思索にふけるその顔は、いつか見た白織優の絵を描いている時の横顔にとても似ていた。
「荒巻くん、どうせだもの、彼に直談判しにいったらどう?」
葉菜さんの言った言葉が、僕には理解できなかった。
「直談判て、どういう意味だよ」
「あのおじさんが考えてるのを待ってたら、彼、死んじゃうわよ」
葉菜の言葉に、僕はドキリとした。葉菜は重い言葉をさらりと言った。
「きっと裏で仕掛けがあるわ。楓さんは答えなんて、分かっている気がする。ただそれに気づきたくないだけなのよ」
「気づきたくない?自分の本当の望みに?」
僕には葉菜さんの言っていることがまるで理解できなかった。本当の望みが分かっているのに気づきたくないなんて、おかしいだろう。
「べつに」
葉菜さんは続けた。
「おかしいことじゃないわ。大人なんて、辻褄の合わないことを無理に合わせようとして、自分を見失っている人がとっても多いのよ」
「そんなの、どうして自分を見失うんだ?勇気はいるだろうけど、自分がどうしたいのかが大切だろう?」
僕は葉菜に、率直な意見を言った。僕にはそれ以外の答えは思いつかなかった。
「自分を殺した方が生きやすいことだって多いのよ。それに恐いんだわ、自分の本当の気持ちに気づくのが」
「どうして?」
「自分の足元がぐらついてしまうから。権威があると信じていたものが、実は自分にとって大した価値なんて無いって、みんな思いたくないの。本心で生きることは勇気がいるから、自分を殺して見えない何かにしがみついてる大人って、とっても多いのよ」
葉菜さんは淡々と言った。彼女の顔は、そういう大人を何人も知っているという顔だった。
「荒巻くん、」
そう言って、葉菜さんは僕の方をまっすぐに見た。
「君が彼の殻を、壊してやるの。君が直に彼に何度も聞き続けるの。『本当はどうしたいんだ』って」
「ええ!なんだか葉菜さんに、すごく面倒なことを押し付けられている気がするんだけど。できれば葉菜さんにそれをやってほしいんだけどなあ」
言葉の後半は、棒読みだった。葉菜さんの反応をうかがうように言ってみた。そして僕は、葉菜さんの方に目線だけやった。
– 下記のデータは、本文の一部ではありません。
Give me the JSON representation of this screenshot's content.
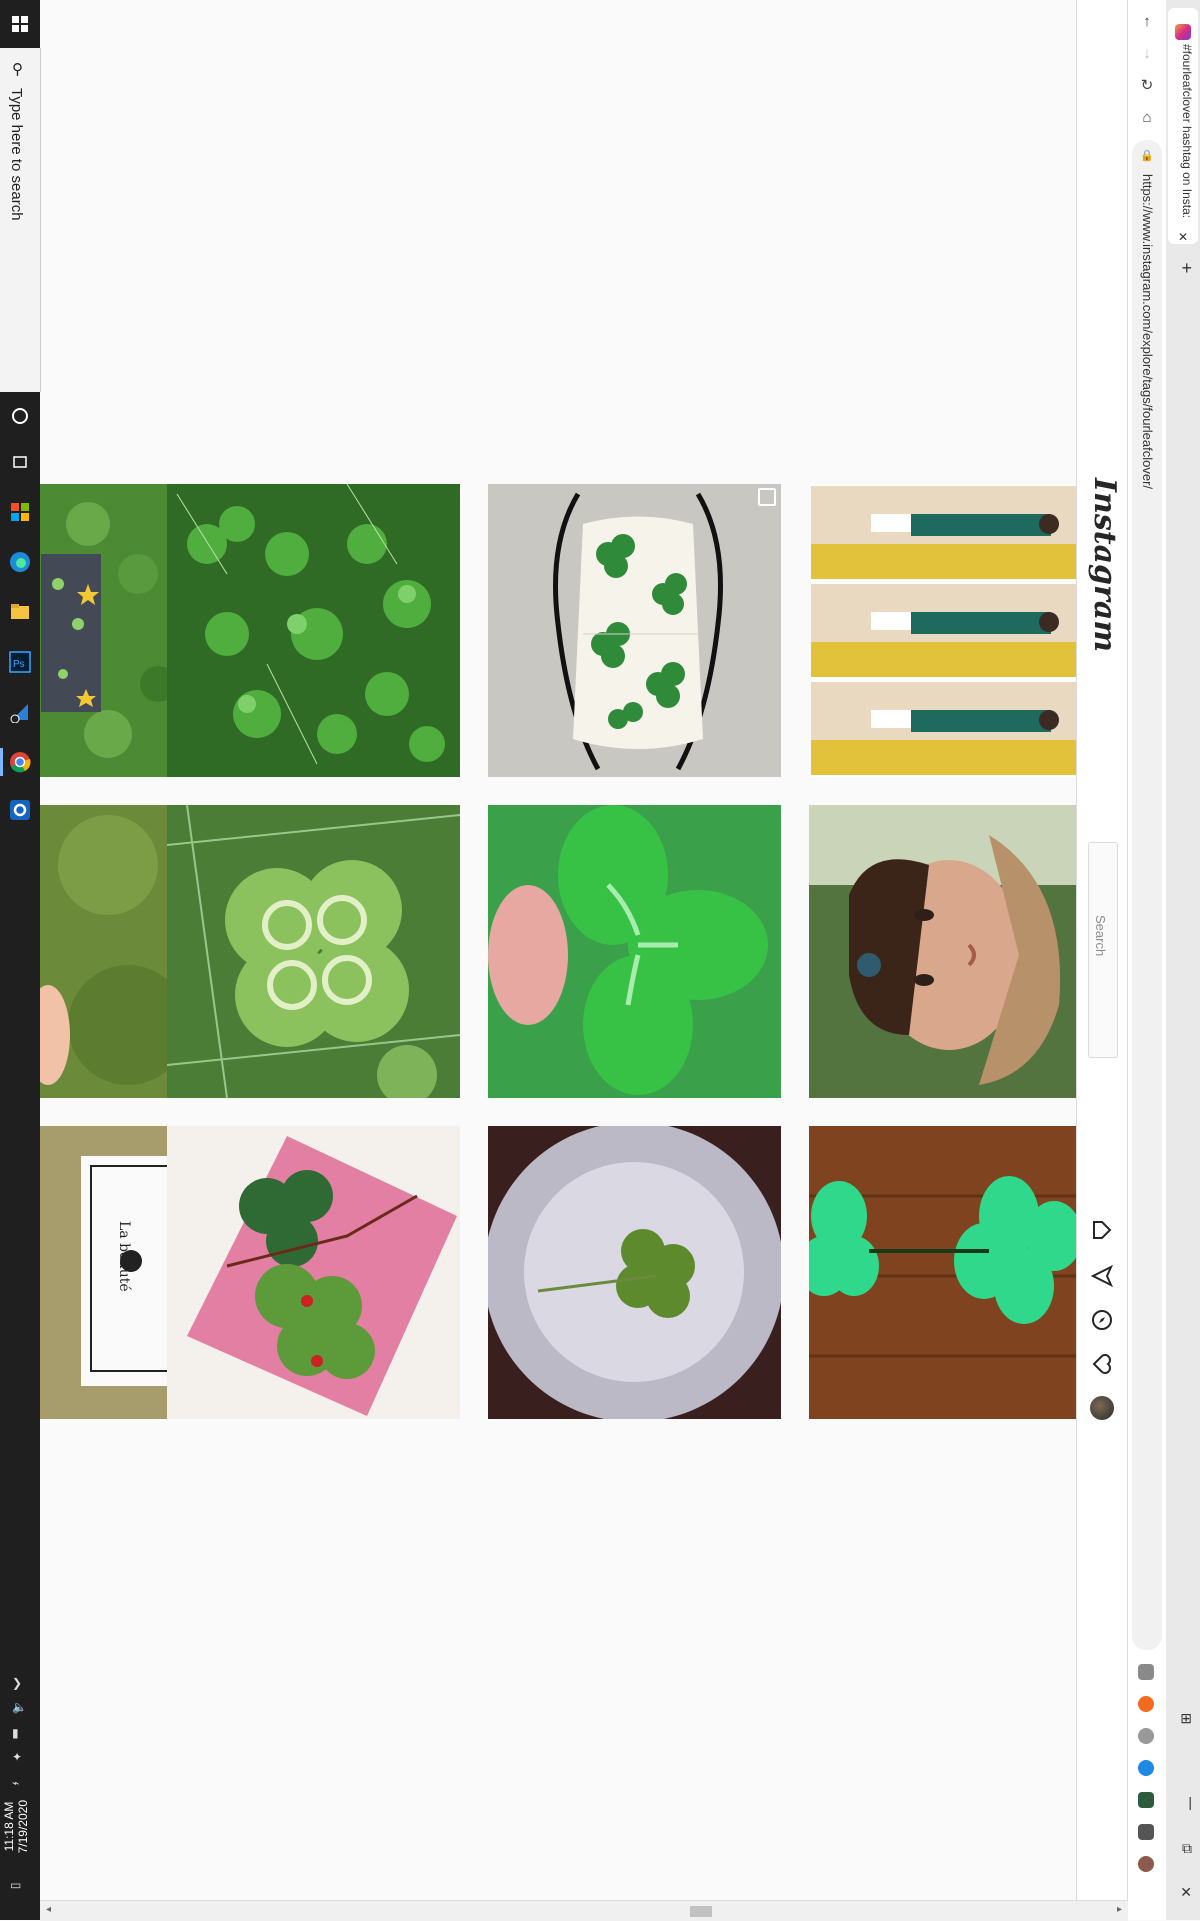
{
  "taskbar": {
    "search_placeholder": "Type here to search",
    "time": "11:18 AM",
    "date": "7/19/2020"
  },
  "browser": {
    "tab_title": "#fourleafclover hashtag on Insta:",
    "url": "https://www.instagram.com/explore/tags/fourleafclover/"
  },
  "instagram": {
    "logo": "Instagram",
    "search_placeholder": "Search"
  },
  "posts": [
    {
      "name": "post-clover-patch-cropped",
      "desc": "clover patch with star sticker"
    },
    {
      "name": "post-clover-field",
      "desc": "clover field"
    },
    {
      "name": "post-clover-mask",
      "desc": "shamrock face mask"
    },
    {
      "name": "post-triple-photo",
      "desc": "triple repeated photo"
    },
    {
      "name": "post-grass-finger",
      "desc": "grass with finger"
    },
    {
      "name": "post-four-leaf-clover",
      "desc": "four leaf clover in grass"
    },
    {
      "name": "post-clover-closeup",
      "desc": "clover closeup green"
    },
    {
      "name": "post-woman-portrait",
      "desc": "woman portrait with hat"
    },
    {
      "name": "post-la-beaute-card",
      "desc": "la beaute card"
    },
    {
      "name": "post-clover-card-pink",
      "desc": "felt clover card on pink"
    },
    {
      "name": "post-clover-in-dish",
      "desc": "clover in dish"
    },
    {
      "name": "post-balloon-clover",
      "desc": "green balloon clover on wood floor"
    }
  ],
  "card_text": "La beauté",
  "colors": {
    "taskbar": "#1f1f1f",
    "ig_border": "#dbdbdb",
    "clover_green": "#3bb34a"
  }
}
「私は無理よ。あんなじじい相手になんか、やってらんないわ」
葉菜は、眉一つ動かさずに言った。
「本当のことをいわないで!」
もうちょっと、遠回しの言い方って、なかったのかなあ。どうせ僕がやるにしても、葉菜さんにはうまい言い訳を期待してたんだけど。
「男同士なんだから、四の五の言わずに正面から当たってみなさいよ。ぶち当たって、つまらない良識なんて、ぶち壊してやればいいの」
葉菜さんは明らかに作った笑顔をした。